观点全民基本收入

In a precarious labour market, universal basic income isn’t the only solution

History shows that improving the future of work takes more than letting employers off the hook

On November 9 1830, a hundred farm labourers descended on a farm in Kent in the south of England and destroyed a threshing machine with saws, hatchets and axes. At Burnham Overy in Norfolk, workers destroyed another machine as they shouted: “It keeps an honest man from getting work.” The country was in the throes of the Swing riots, where farm labourers smashed threshing machines, burnt barns, sent threatening letters to farmers and demanded higher wages. By the last 10 days of November, write historians Eric Hobsbawm and George Rudé, “virtually all of Southern England seemed in flames”.

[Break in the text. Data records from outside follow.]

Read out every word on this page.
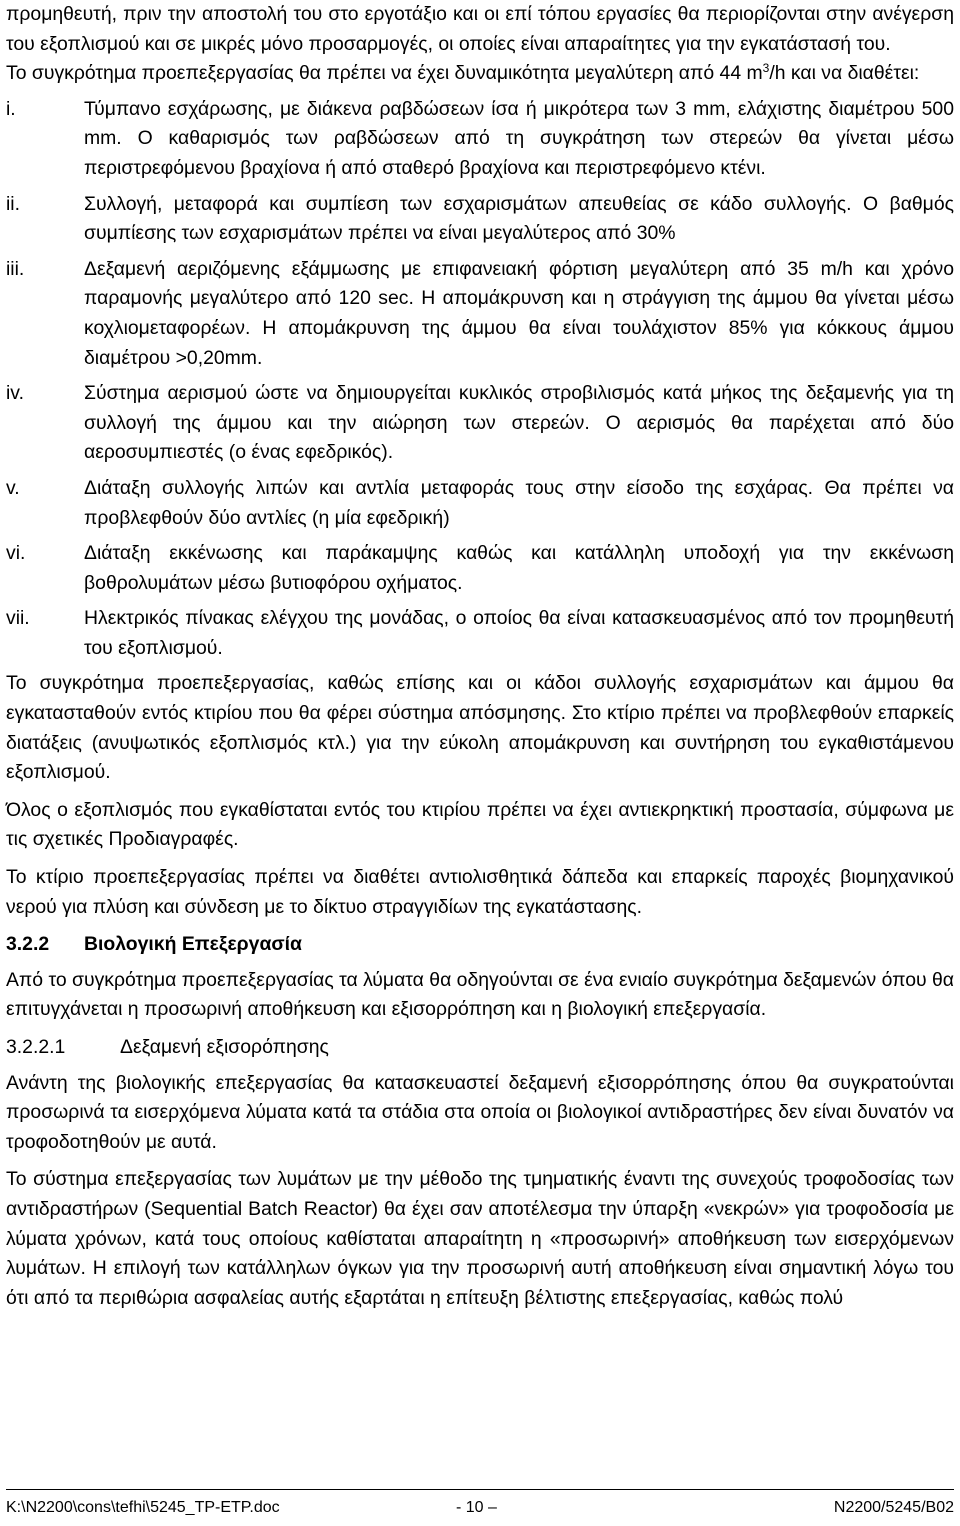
προμηθευτή, πριν την αποστολή του στο εργοτάξιο και οι επί τόπου εργασίες θα περιορίζονται στην ανέγερση του εξοπλισμού και σε μικρές μόνο προσαρμογές, οι οποίες είναι απαραίτητες για την εγκατάστασή του.

Το συγκρότημα προεπεξεργασίας θα πρέπει να έχει δυναμικότητα μεγαλύτερη από 44 $m^3/h$ και να διαθέτει:

i.	Τύμπανο εσχάρωσης, με διάκενα ραβδώσεων ίσα ή μικρότερα των 3 mm, ελάχιστης διαμέτρου 500 mm. Ο καθαρισμός των ραβδώσεων από τη συγκράτηση των στερεών θα γίνεται μέσω περιστρεφόμενου βραχίονα ή από σταθερό βραχίονα και περιστρεφόμενο κτένι.
ii.	Συλλογή, μεταφορά και συμπίεση των εσχαρισμάτων απευθείας σε κάδο συλλογής. Ο βαθμός συμπίεσης των εσχαρισμάτων πρέπει να είναι μεγαλύτερος από 30%
iii.	Δεξαμενή αεριζόμενης εξάμμωσης με επιφανειακή φόρτιση μεγαλύτερη από 35 m/h και χρόνο παραμονής μεγαλύτερο από 120 sec. Η απομάκρυνση και η στράγγιση της άμμου θα γίνεται μέσω κοχλιομεταφορέων. Η απομάκρυνση της άμμου θα είναι τουλάχιστον 85% για κόκκους άμμου διαμέτρου >0,20mm.
iv.	Σύστημα αερισμού ώστε να δημιουργείται κυκλικός στροβιλισμός κατά μήκος της δεξαμενής για τη συλλογή της άμμου και την αιώρηση των στερεών. Ο αερισμός θα παρέχεται από δύο αεροσυμπιεστές (ο ένας εφεδρικός).
v.	Διάταξη συλλογής λιπών και αντλία μεταφοράς τους στην είσοδο της εσχάρας. Θα πρέπει να προβλεφθούν δύο αντλίες (η μία εφεδρική)
vi.	Διάταξη εκκένωσης και παράκαμψης καθώς και κατάλληλη υποδοχή για την εκκένωση βοθρολυμάτων μέσω βυτιοφόρου οχήματος.
vii.	Ηλεκτρικός πίνακας ελέγχου της μονάδας, ο οποίος θα είναι κατασκευασμένος από τον προμηθευτή του εξοπλισμού.

Το συγκρότημα προεπεξεργασίας, καθώς επίσης και οι κάδοι συλλογής εσχαρισμάτων και άμμου θα εγκατασταθούν εντός κτιρίου που θα φέρει σύστημα απόσμησης. Στο κτίριο πρέπει να προβλεφθούν επαρκείς διατάξεις (ανυψωτικός εξοπλισμός κτλ.) για την εύκολη απομάκρυνση και συντήρηση του εγκαθιστάμενου εξοπλισμού.

Όλος ο εξοπλισμός που εγκαθίσταται εντός του κτιρίου πρέπει να έχει αντιεκρηκτική προστασία, σύμφωνα με τις σχετικές Προδιαγραφές.

Το κτίριο προεπεξεργασίας πρέπει να διαθέτει αντιολισθητικά δάπεδα και επαρκείς παροχές βιομηχανικού νερού για πλύση και σύνδεση με το δίκτυο στραγγιδίων της εγκατάστασης.

3.2.2	Βιολογική Επεξεργασία

Από το συγκρότημα προεπεξεργασίας τα λύματα θα οδηγούνται σε ένα ενιαίο συγκρότημα δεξαμενών όπου θα επιτυγχάνεται η προσωρινή αποθήκευση και εξισορρόπηση και η βιολογική επεξεργασία.

3.2.2.1	Δεξαμενή εξισορόπησης

Ανάντη της βιολογικής επεξεργασίας θα κατασκευαστεί δεξαμενή εξισορρόπησης όπου θα συγκρατούνται προσωρινά τα εισερχόμενα λύματα κατά τα στάδια στα οποία οι βιολογικοί αντιδραστήρες δεν είναι δυνατόν να τροφοδοτηθούν με αυτά.

Το σύστημα επεξεργασίας των λυμάτων με την μέθοδο της τμηματικής έναντι της συνεχούς τροφοδοσίας των αντιδραστήρων (Sequential Batch Reactor) θα έχει σαν αποτέλεσμα την ύπαρξη «νεκρών» για τροφοδοσία με λύματα χρόνων, κατά τους οποίους καθίσταται απαραίτητη η «προσωρινή» αποθήκευση των εισερχόμενων λυμάτων. Η επιλογή των κατάλληλων όγκων για την προσωρινή αυτή αποθήκευση είναι σημαντική λόγω του ότι από τα περιθώρια ασφαλείας αυτής εξαρτάται η επίτευξη βέλτιστης επεξεργασίας, καθώς πολύ

K:\N2200\cons\tefhi\5245_TP-ETP.doc	- 10 –	N2200/5245/B02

The workers were responding to transformations in the world of work which had left them desperate. New threshing machines saved labour by a factor of five to 10, displacing many workers who usually relied on manual threshing jobs to keep them going in winter. Farm employment had become more casual and precarious. “It is cheaper to hire day labourers . . . than to maintain servants in the house, especially as they are always sent home on a rainy day,” one contemporary observer wrote.

We are at another moment in history where work is becoming more uncertain and insecure, at least for some. Last year, Amazon Flex drivers were hanging their smartphones in trees outside pick-up sites in an apparent attempt to try to win a split-second advantage as delivery tasks went to those closest by. On some farms in Scotland, raspberry pickers were being sent to sit in their caravans unpaid when it rained or when their productivity rate fell too low.